The world is entering a new era of AI, powered by foundation models and state-of-the-art deep learning. These new models are enabling organizations to achieve new and exciting discoveries across numerous areas of research such as medical image analysis, large language models for science, and multi-physics simulation workloads. While the potential for using foundation models and deep learning to accelerate these discoveries is immense, these state-of-the-art models come with their own training and management challenges.

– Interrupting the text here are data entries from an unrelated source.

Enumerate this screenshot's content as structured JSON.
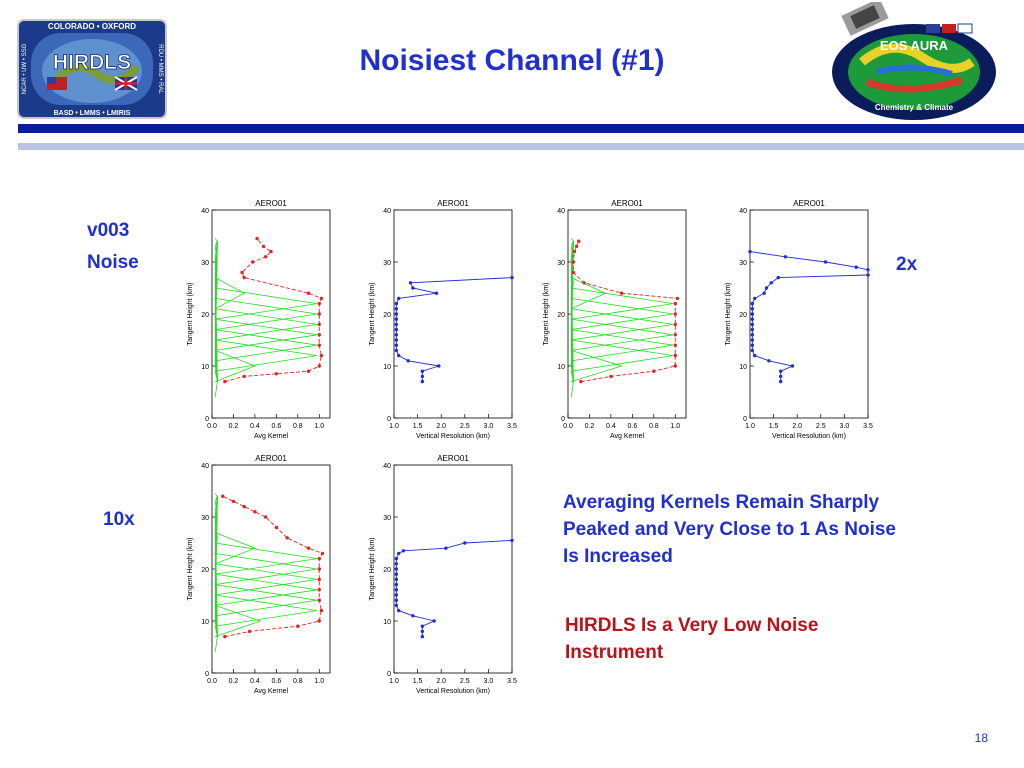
{
  "slide": {
    "title": "Noisiest Channel (#1)",
    "page_number": "18",
    "labels": {
      "v003": "v003",
      "noise": "Noise",
      "x2": "2x",
      "x10": "10x"
    },
    "notes": {
      "line1": "Averaging Kernels Remain Sharply",
      "line2": "Peaked and Very Close to 1 As Noise",
      "line3": "Is Increased",
      "red1": "HIRDLS Is a Very Low Noise",
      "red2": "Instrument"
    },
    "logos": {
      "hirdls": {
        "text": "HIRDLS",
        "top": "COLORADO • OXFORD",
        "bottom": "BASD • LMMS • LMIRIS",
        "left": "NCAR • UW • SSG",
        "right": "RDU • MMS • RAL"
      },
      "eos": {
        "text": "EOS AURA",
        "sub": "Chemistry & Climate"
      }
    },
    "colors": {
      "title": "#1f2fd0",
      "kernel": "#22dd22",
      "resolution": "#1f2fd0",
      "diag": "#e32222",
      "red_note": "#b8141a"
    }
  },
  "chart_data": [
    {
      "type": "line",
      "panel": "v003 kernel",
      "title": "AERO01",
      "xlabel": "Avg Kernel",
      "ylabel": "Tangent Height (km)",
      "xlim": [
        0,
        1.1
      ],
      "ylim": [
        0,
        40
      ],
      "xticks": [
        "0.0",
        "0.2",
        "0.4",
        "0.6",
        "0.8",
        "1.0"
      ],
      "yticks": [
        "0",
        "10",
        "20",
        "30",
        "40"
      ],
      "series": [
        {
          "kind": "diagonal",
          "points": [
            [
              0.12,
              7
            ],
            [
              0.3,
              8
            ],
            [
              0.6,
              8.5
            ],
            [
              0.9,
              9
            ],
            [
              1.0,
              10
            ],
            [
              1.02,
              12
            ],
            [
              1.0,
              14
            ],
            [
              1.0,
              16
            ],
            [
              1.0,
              18
            ],
            [
              1.0,
              20
            ],
            [
              1.0,
              22
            ],
            [
              1.02,
              23
            ],
            [
              0.9,
              24
            ],
            [
              0.3,
              27
            ],
            [
              0.28,
              28
            ],
            [
              0.38,
              30
            ],
            [
              0.5,
              31
            ],
            [
              0.55,
              32
            ],
            [
              0.48,
              33
            ],
            [
              0.42,
              34.5
            ]
          ]
        }
      ],
      "kernel_peaks": [
        [
          0.05,
          7
        ],
        [
          0.4,
          10
        ],
        [
          0.98,
          12
        ],
        [
          0.98,
          14
        ],
        [
          0.98,
          16
        ],
        [
          0.98,
          18
        ],
        [
          0.98,
          20
        ],
        [
          0.98,
          22
        ],
        [
          0.3,
          24
        ],
        [
          0.05,
          26
        ],
        [
          0.05,
          30
        ],
        [
          0.05,
          34
        ]
      ]
    },
    {
      "type": "line",
      "panel": "v003 resolution",
      "title": "AERO01",
      "xlabel": "Vertical Resolution (km)",
      "ylabel": "Tangent Height (km)",
      "xlim": [
        1.0,
        3.5
      ],
      "ylim": [
        0,
        40
      ],
      "xticks": [
        "1.0",
        "1.5",
        "2.0",
        "2.5",
        "3.0",
        "3.5"
      ],
      "yticks": [
        "0",
        "10",
        "20",
        "30",
        "40"
      ],
      "series": [
        {
          "kind": "resolution",
          "points": [
            [
              1.6,
              7
            ],
            [
              1.6,
              8
            ],
            [
              1.6,
              9
            ],
            [
              1.95,
              10
            ],
            [
              1.3,
              11
            ],
            [
              1.1,
              12
            ],
            [
              1.05,
              13
            ],
            [
              1.05,
              14
            ],
            [
              1.05,
              15
            ],
            [
              1.05,
              16
            ],
            [
              1.05,
              17
            ],
            [
              1.05,
              18
            ],
            [
              1.05,
              19
            ],
            [
              1.05,
              20
            ],
            [
              1.05,
              21
            ],
            [
              1.05,
              22
            ],
            [
              1.1,
              23
            ],
            [
              1.9,
              24
            ],
            [
              1.4,
              25
            ],
            [
              1.35,
              26
            ],
            [
              3.5,
              27
            ]
          ]
        }
      ]
    },
    {
      "type": "line",
      "panel": "2x kernel",
      "title": "AERO01",
      "xlabel": "Avg Kernel",
      "ylabel": "Tangent Height (km)",
      "xlim": [
        0,
        1.1
      ],
      "ylim": [
        0,
        40
      ],
      "xticks": [
        "0.0",
        "0.2",
        "0.4",
        "0.6",
        "0.8",
        "1.0"
      ],
      "yticks": [
        "0",
        "10",
        "20",
        "30",
        "40"
      ],
      "series": [
        {
          "kind": "diagonal",
          "points": [
            [
              0.12,
              7
            ],
            [
              0.4,
              8
            ],
            [
              0.8,
              9
            ],
            [
              1.0,
              10
            ],
            [
              1.0,
              12
            ],
            [
              1.0,
              14
            ],
            [
              1.0,
              16
            ],
            [
              1.0,
              18
            ],
            [
              1.0,
              20
            ],
            [
              1.0,
              22
            ],
            [
              1.02,
              23
            ],
            [
              0.5,
              24
            ],
            [
              0.15,
              26
            ],
            [
              0.05,
              28
            ],
            [
              0.05,
              30
            ],
            [
              0.06,
              32
            ],
            [
              0.08,
              33
            ],
            [
              0.1,
              34
            ]
          ]
        }
      ],
      "kernel_peaks": [
        [
          0.05,
          7
        ],
        [
          0.5,
          10
        ],
        [
          0.98,
          12
        ],
        [
          0.98,
          14
        ],
        [
          0.98,
          16
        ],
        [
          0.98,
          18
        ],
        [
          0.98,
          20
        ],
        [
          0.98,
          22
        ],
        [
          0.35,
          24
        ],
        [
          0.05,
          26
        ],
        [
          0.05,
          30
        ],
        [
          0.05,
          34
        ]
      ]
    },
    {
      "type": "line",
      "panel": "2x resolution",
      "title": "AERO01",
      "xlabel": "Vertical Resolution (km)",
      "ylabel": "Tangent Height (km)",
      "xlim": [
        1.0,
        3.5
      ],
      "ylim": [
        0,
        40
      ],
      "xticks": [
        "1.0",
        "1.5",
        "2.0",
        "2.5",
        "3.0",
        "3.5"
      ],
      "yticks": [
        "0",
        "10",
        "20",
        "30",
        "40"
      ],
      "series": [
        {
          "kind": "resolution",
          "points": [
            [
              1.65,
              7
            ],
            [
              1.65,
              8
            ],
            [
              1.65,
              9
            ],
            [
              1.9,
              10
            ],
            [
              1.4,
              11
            ],
            [
              1.1,
              12
            ],
            [
              1.05,
              13
            ],
            [
              1.05,
              14
            ],
            [
              1.05,
              15
            ],
            [
              1.05,
              16
            ],
            [
              1.05,
              17
            ],
            [
              1.05,
              18
            ],
            [
              1.05,
              19
            ],
            [
              1.05,
              20
            ],
            [
              1.05,
              21
            ],
            [
              1.05,
              22
            ],
            [
              1.1,
              23
            ],
            [
              1.3,
              24
            ],
            [
              1.35,
              25
            ],
            [
              1.45,
              26
            ],
            [
              1.6,
              27
            ],
            [
              3.5,
              27.5
            ]
          ]
        },
        {
          "kind": "resolution",
          "points": [
            [
              1.0,
              32
            ],
            [
              1.75,
              31
            ],
            [
              2.6,
              30
            ],
            [
              3.25,
              29
            ],
            [
              3.5,
              28.5
            ]
          ]
        }
      ]
    },
    {
      "type": "line",
      "panel": "10x kernel",
      "title": "AERO01",
      "xlabel": "Avg Kernel",
      "ylabel": "Tangent Height (km)",
      "xlim": [
        0,
        1.1
      ],
      "ylim": [
        0,
        40
      ],
      "xticks": [
        "0.0",
        "0.2",
        "0.4",
        "0.6",
        "0.8",
        "1.0"
      ],
      "yticks": [
        "0",
        "10",
        "20",
        "30",
        "40"
      ],
      "series": [
        {
          "kind": "diagonal",
          "points": [
            [
              0.12,
              7
            ],
            [
              0.35,
              8
            ],
            [
              0.8,
              9
            ],
            [
              1.0,
              10
            ],
            [
              1.02,
              12
            ],
            [
              1.0,
              14
            ],
            [
              1.0,
              16
            ],
            [
              1.0,
              18
            ],
            [
              1.0,
              20
            ],
            [
              1.0,
              22
            ],
            [
              1.03,
              23
            ],
            [
              0.9,
              24
            ],
            [
              0.7,
              26
            ],
            [
              0.6,
              28
            ],
            [
              0.5,
              30
            ],
            [
              0.4,
              31
            ],
            [
              0.3,
              32
            ],
            [
              0.2,
              33
            ],
            [
              0.1,
              34
            ]
          ]
        }
      ],
      "kernel_peaks": [
        [
          0.05,
          7
        ],
        [
          0.45,
          10
        ],
        [
          0.98,
          12
        ],
        [
          0.98,
          14
        ],
        [
          0.98,
          16
        ],
        [
          0.98,
          18
        ],
        [
          0.98,
          20
        ],
        [
          0.98,
          22
        ],
        [
          0.4,
          24
        ],
        [
          0.05,
          26
        ],
        [
          0.05,
          30
        ],
        [
          0.05,
          34
        ]
      ]
    },
    {
      "type": "line",
      "panel": "10x resolution",
      "title": "AERO01",
      "xlabel": "Vertical Resolution (km)",
      "ylabel": "Tangent Height (km)",
      "xlim": [
        1.0,
        3.5
      ],
      "ylim": [
        0,
        40
      ],
      "xticks": [
        "1.0",
        "1.5",
        "2.0",
        "2.5",
        "3.0",
        "3.5"
      ],
      "yticks": [
        "0",
        "10",
        "20",
        "30",
        "40"
      ],
      "series": [
        {
          "kind": "resolution",
          "points": [
            [
              1.6,
              7
            ],
            [
              1.6,
              8
            ],
            [
              1.6,
              9
            ],
            [
              1.85,
              10
            ],
            [
              1.4,
              11
            ],
            [
              1.1,
              12
            ],
            [
              1.05,
              13
            ],
            [
              1.05,
              14
            ],
            [
              1.05,
              15
            ],
            [
              1.05,
              16
            ],
            [
              1.05,
              17
            ],
            [
              1.05,
              18
            ],
            [
              1.05,
              19
            ],
            [
              1.05,
              20
            ],
            [
              1.05,
              21
            ],
            [
              1.05,
              22
            ],
            [
              1.1,
              23
            ],
            [
              1.2,
              23.5
            ],
            [
              2.1,
              24
            ],
            [
              2.5,
              25
            ],
            [
              3.5,
              25.5
            ]
          ]
        }
      ]
    }
  ]
}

SambaNova’s Foundation Model Platform delivers value and innovation across the full AI stack – hardware, software, systems, and even pre-trained models – to enable research organizations to achieve a performance advantage over GPU based systems on the most challenging foundation models and deep learning workloads. For research organizations, this means more experiments and more discoveries with the potential to change the world.
Large language models (LLMs) can unlock insights in unstructured data with human level accuracy and solve dozens of language tasks with a single model. Beyond traditional language tasks, these models have demonstrated potential in scientific domains by becoming ‘experts’ in specific topics, such as genomic data for Covid-19 research.
Surrogate models are deep learning models that replace one or more components of larger multi-physics simulation workloads, such as computational fluid dynamics or weather forecasting. However, the GPU/CPU-based architectures used to compute these simulation workloads struggle to deliver performance on sparse, detailed deep learning models.